Switching between connections

  1. Add multiple connections, if you haven't done so already.

  2. Do one of the following:

    • On the status bar, choose AWS Connection Settings.

    • Open AWS Explorer, if it isn't already open, and then choose AWS Connection Settings.

  3. Choose the named profile to use for the new connection. If it isn't listed, choose All Credentials, and then choose the named profile to use.

    Switching the current connection

    The AWS Toolkit for JetBrains switches to the new connection. This connection is now selected in the AWS Connection Settings menu in both the status bar and AWS Explorer.

After you connect, you might need to switch to working with AWS resources in that account that are in a different AWS Region.
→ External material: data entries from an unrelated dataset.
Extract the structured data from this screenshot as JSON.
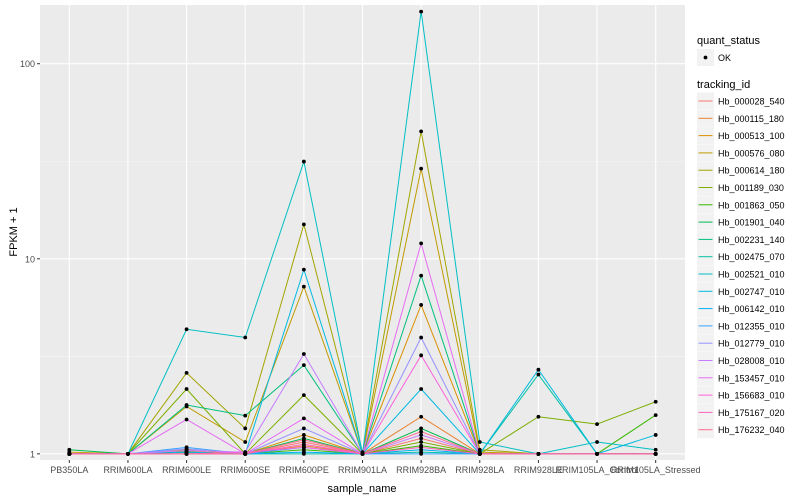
{
  "chart_data": {
    "type": "line",
    "title": "",
    "xlabel": "sample_name",
    "ylabel": "FPKM + 1",
    "yscale": "log10",
    "ylim": [
      0.93,
      200
    ],
    "grid": true,
    "legend_placement": "right",
    "categories": [
      "PB350LA",
      "RRIM600LA",
      "RRIM600LE",
      "RRIM600SE",
      "RRIM600PE",
      "RRIM901LA",
      "RRIM928BA",
      "RRIM928LA",
      "RRIM928LE",
      "RRIM105LA_Control",
      "RRIM105LA_Stressed"
    ],
    "y_ticks": [
      1,
      10,
      100
    ],
    "y_tick_labels": [
      "1",
      "10",
      "100"
    ],
    "legend": {
      "quant_status": {
        "title": "quant_status",
        "items": [
          "OK"
        ]
      },
      "tracking_id": {
        "title": "tracking_id"
      }
    },
    "series": [
      {
        "name": "Hb_000028_540",
        "color": "#F8766D",
        "values": [
          1.0,
          1.0,
          1.03,
          1.0,
          1.15,
          1.0,
          1.2,
          1.0,
          1.0,
          1.0,
          1.0
        ]
      },
      {
        "name": "Hb_000115_180",
        "color": "#EA8331",
        "values": [
          1.0,
          1.0,
          1.02,
          1.0,
          1.1,
          1.0,
          1.55,
          1.0,
          1.0,
          1.0,
          1.0
        ]
      },
      {
        "name": "Hb_000513_100",
        "color": "#D89000",
        "values": [
          1.0,
          1.0,
          1.05,
          1.0,
          1.25,
          1.0,
          5.8,
          1.0,
          1.0,
          1.0,
          1.0
        ]
      },
      {
        "name": "Hb_000576_080",
        "color": "#C09B00",
        "values": [
          1.02,
          1.0,
          1.75,
          1.15,
          7.2,
          1.0,
          29,
          1.02,
          1.0,
          1.0,
          1.0
        ]
      },
      {
        "name": "Hb_000614_180",
        "color": "#A3A500",
        "values": [
          1.0,
          1.0,
          2.6,
          1.35,
          15,
          1.02,
          45,
          1.05,
          1.0,
          1.0,
          1.0
        ]
      },
      {
        "name": "Hb_001189_030",
        "color": "#7CAE00",
        "values": [
          1.0,
          1.0,
          2.15,
          1.0,
          2.0,
          1.0,
          1.15,
          1.0,
          1.55,
          1.42,
          1.85
        ]
      },
      {
        "name": "Hb_001863_050",
        "color": "#39B600",
        "values": [
          1.0,
          1.0,
          1.02,
          1.0,
          1.05,
          1.0,
          1.1,
          1.0,
          1.0,
          1.0,
          1.58
        ]
      },
      {
        "name": "Hb_001901_040",
        "color": "#00BB4E",
        "values": [
          1.05,
          1.0,
          1.02,
          1.0,
          1.2,
          1.0,
          1.35,
          1.0,
          1.0,
          1.0,
          1.0
        ]
      },
      {
        "name": "Hb_002231_140",
        "color": "#00BF7D",
        "values": [
          1.0,
          1.0,
          1.78,
          1.57,
          2.85,
          1.0,
          8.2,
          1.0,
          1.0,
          1.0,
          1.0
        ]
      },
      {
        "name": "Hb_002475_070",
        "color": "#00C1A3",
        "values": [
          1.0,
          1.0,
          1.0,
          1.0,
          1.0,
          1.0,
          1.02,
          1.0,
          2.55,
          1.0,
          1.0
        ]
      },
      {
        "name": "Hb_002521_010",
        "color": "#00BFC4",
        "values": [
          1.0,
          1.0,
          4.35,
          3.95,
          31.5,
          1.0,
          185,
          1.15,
          1.0,
          1.15,
          1.05
        ]
      },
      {
        "name": "Hb_002747_010",
        "color": "#00BAE0",
        "values": [
          1.0,
          1.0,
          1.02,
          1.0,
          8.8,
          1.0,
          2.15,
          1.0,
          2.7,
          1.0,
          1.25
        ]
      },
      {
        "name": "Hb_006142_010",
        "color": "#00B0F6",
        "values": [
          1.0,
          1.0,
          1.0,
          1.0,
          1.02,
          1.0,
          1.05,
          1.0,
          1.0,
          1.0,
          1.0
        ]
      },
      {
        "name": "Hb_012355_010",
        "color": "#35A2FF",
        "values": [
          1.0,
          1.0,
          1.08,
          1.0,
          1.08,
          1.0,
          1.0,
          1.0,
          1.0,
          1.0,
          1.0
        ]
      },
      {
        "name": "Hb_012779_010",
        "color": "#9590FF",
        "values": [
          1.0,
          1.0,
          1.06,
          1.0,
          1.35,
          1.0,
          3.95,
          1.0,
          1.0,
          1.0,
          1.0
        ]
      },
      {
        "name": "Hb_028008_010",
        "color": "#C77CFF",
        "values": [
          1.0,
          1.0,
          1.04,
          1.02,
          3.25,
          1.0,
          1.25,
          1.0,
          1.0,
          1.0,
          1.0
        ]
      },
      {
        "name": "Hb_153457_010",
        "color": "#E76BF3",
        "values": [
          1.0,
          1.0,
          1.5,
          1.0,
          1.52,
          1.0,
          12,
          1.0,
          1.0,
          1.0,
          1.0
        ]
      },
      {
        "name": "Hb_156683_010",
        "color": "#FA62DB",
        "values": [
          1.0,
          1.0,
          1.0,
          1.02,
          1.08,
          1.0,
          3.2,
          1.0,
          1.0,
          1.0,
          1.0
        ]
      },
      {
        "name": "Hb_175167_020",
        "color": "#FF62BC",
        "values": [
          1.0,
          1.0,
          1.0,
          1.0,
          1.12,
          1.0,
          1.08,
          1.0,
          1.0,
          1.0,
          1.0
        ]
      },
      {
        "name": "Hb_176232_040",
        "color": "#FF6C91",
        "values": [
          1.0,
          1.0,
          1.0,
          1.0,
          1.18,
          1.0,
          1.3,
          1.0,
          1.0,
          1.0,
          1.0
        ]
      }
    ]
  }
}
Changing connection settings

  1. Do one of the following:

    • On the status bar, choose AWS Connection Settings, All Credentials, Edit AWS Credential file(s).

      
            Choosing the Edit AWS Credential files command
    • Open AWS Explorer, if it isn't already open, and then choose Show Options Menu (the settings icon). Then choose AWS Connection Settings, All Credentials, Edit AWS Credential file(s).

      
            Choosing the Edit AWS Credential files command
  2. Make your changes to the file, and then save and close the file.

Deleting a connection

  1. Do one of the following:

    • On the status bar, choose AWS Connection Settings, All Credentials, Edit AWS Credential file(s).

      
            Choosing the Edit AWS Credential files command
    • Open AWS Explorer, if it isn't already open, and then choose Show Options Menu (the settings icon). Then choose AWS Connection Settings, All Credentials, Edit AWS Credential file(s).

      
            Choosing the Edit AWS Credential files command
  2. In the file, completely delete the named profile (specifying access keys or AWS SSO key-value pairs) for the connection that you want to delete.

  3. Save and then close the file. The AWS Toolkit for JetBrains removes the deleted connection from the AWS Connection Settings menu in both the status bar and in AWS Explorer.

After you delete a connection, you might need to switch to a different connection or connect for the first time again.